Ce message montre que le président tunisien, contrairement à l'image qu'en donne une presse tunisienne qui se déchaîne contre lui comme pour faire oublier des années de «lèche-majesté», conserve sa liberté de penser. Pourtant, au-delà de la critique qui porte aussi bien sur la tendance d'Ennahdha à placer ses hommes sans tenir compte de leur compétence ou non, des retards dans la mise en œuvre de la justice transitionnelle ou dans les projets de développement de l'arrière-pays abandonné, le message de Moncef Marzouki défend toujours l'option stratégique d'une alliance entre les «laïcs modérés» et les «islamistes modérés». Non seulement il dresse de cette alliance de 9 mois un bilan hautement positif, puisqu'elle a permis, selon lui, d'éviter la paralysie de l'Etat et une crise politique dangereuse, mais le président tunisien estime que le pays n'aurait rien à gagner et tout à perdre dans une bipolarisation de la vie publique entre laïcs et islamistes. Une direction dangereuse, selon lui, qui aboutit à une logique de confrontation sur la base d'un «scénario absurde et coûteux?».

L'alliance, qu'il souhaite reconduite sous une forme ou une autre à l'avenir, est d'autant plus nécessaire qu'il existe des courants antagoniques qui souhaitent ramener le pays à ce scénario sans tenir compte de l'intérêt de la société pour la paix civile. Ces courants ne tiennent pas compte non plus d'une expérience historique où le pays a constamment oscillé entre «le chaos et le despotisme» ou entre une tutelle d'un groupe restreint et une autre. L'alliance entre les «islamistes modérés» et «laïcs modérés» permet d'éviter un rétrécissement du pays qui deviendrait, en cas de bipolarisation idéologique et politique, «étroit pour tout le monde». Dans un pays qui est à la fois moderne et conservateur, arabe, islamique, afro-méditerranéen, pauvre et riche? il n'existe pas de solution par la ruse. Mais un nécessaire apprentissage de cohabitation dans un cadre démocratique afin que l'on puisse «construire ensemble un pays assez vaste pour accueillir tout le monde».

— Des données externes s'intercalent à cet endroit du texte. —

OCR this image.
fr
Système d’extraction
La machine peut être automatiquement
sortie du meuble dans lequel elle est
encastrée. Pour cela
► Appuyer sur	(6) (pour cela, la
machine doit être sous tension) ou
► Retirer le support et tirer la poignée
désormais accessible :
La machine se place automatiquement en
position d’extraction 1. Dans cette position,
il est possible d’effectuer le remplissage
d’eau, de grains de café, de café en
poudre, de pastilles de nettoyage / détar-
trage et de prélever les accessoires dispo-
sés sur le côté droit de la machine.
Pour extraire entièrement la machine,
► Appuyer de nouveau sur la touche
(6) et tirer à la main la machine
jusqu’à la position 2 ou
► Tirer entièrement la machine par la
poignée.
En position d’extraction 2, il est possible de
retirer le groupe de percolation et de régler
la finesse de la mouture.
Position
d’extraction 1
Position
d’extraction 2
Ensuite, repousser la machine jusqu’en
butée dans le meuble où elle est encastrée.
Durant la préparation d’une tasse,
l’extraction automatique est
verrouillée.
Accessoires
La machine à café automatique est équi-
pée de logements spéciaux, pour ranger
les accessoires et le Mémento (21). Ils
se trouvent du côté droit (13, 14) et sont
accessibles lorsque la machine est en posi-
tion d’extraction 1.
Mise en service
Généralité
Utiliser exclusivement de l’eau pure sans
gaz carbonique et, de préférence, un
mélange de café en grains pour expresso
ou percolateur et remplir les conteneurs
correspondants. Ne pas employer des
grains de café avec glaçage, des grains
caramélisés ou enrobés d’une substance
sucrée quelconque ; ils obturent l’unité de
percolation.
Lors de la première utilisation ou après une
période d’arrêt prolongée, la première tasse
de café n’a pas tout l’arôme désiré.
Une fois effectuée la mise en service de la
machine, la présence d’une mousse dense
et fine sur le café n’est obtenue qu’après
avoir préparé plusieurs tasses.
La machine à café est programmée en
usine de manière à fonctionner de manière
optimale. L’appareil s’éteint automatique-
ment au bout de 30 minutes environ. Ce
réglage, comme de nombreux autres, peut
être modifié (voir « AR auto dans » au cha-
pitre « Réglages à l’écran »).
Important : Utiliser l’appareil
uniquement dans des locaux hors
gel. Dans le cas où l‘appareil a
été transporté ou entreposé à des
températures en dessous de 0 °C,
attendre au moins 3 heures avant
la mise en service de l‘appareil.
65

Aux militants du CPR dont certains commencent à trouver pesante la cohabitation avec Ennahdha, il souligne que le choix de l'alliance n'a pas été motivé par une pulsion opportuniste pour « partager les butins du pouvoir comme certains le prétendent » mais par une réflexion stratégique. «C'était un bon choix et si je devais revenir au point de départ, je ne choisirais pas d'autre voie. Et j'espère qu'il se poursuivra, à l'avenir, sous une forme ou une autre». La réflexion de Moncef Marzouki semble, en bonne partie, alimentée par l'échec de la transition démocratique en Algérie après octobre 1988 et l'extrême polarisation politico-idéologique qui s'est installée par la suite. Mais ce que les Algériens peuvent en retenir est qu'une démarche de sagesse de non-confrontation nécessite impérativement un cadre démocratique réel. Le choix ne doit plus être limité au chaos ou au despotisme qui n'est jamais éclairé. Il n'existe aucune comparaison possible entre l'alliance actuelle en Tunisie et l'Alliance présidentielle «subie» par l'Algérie et qui a abouti au gel complet de la vie politique. Nous avons beaucoup de choses à apprendre de la difficile transition qui se déroule en Tunisie.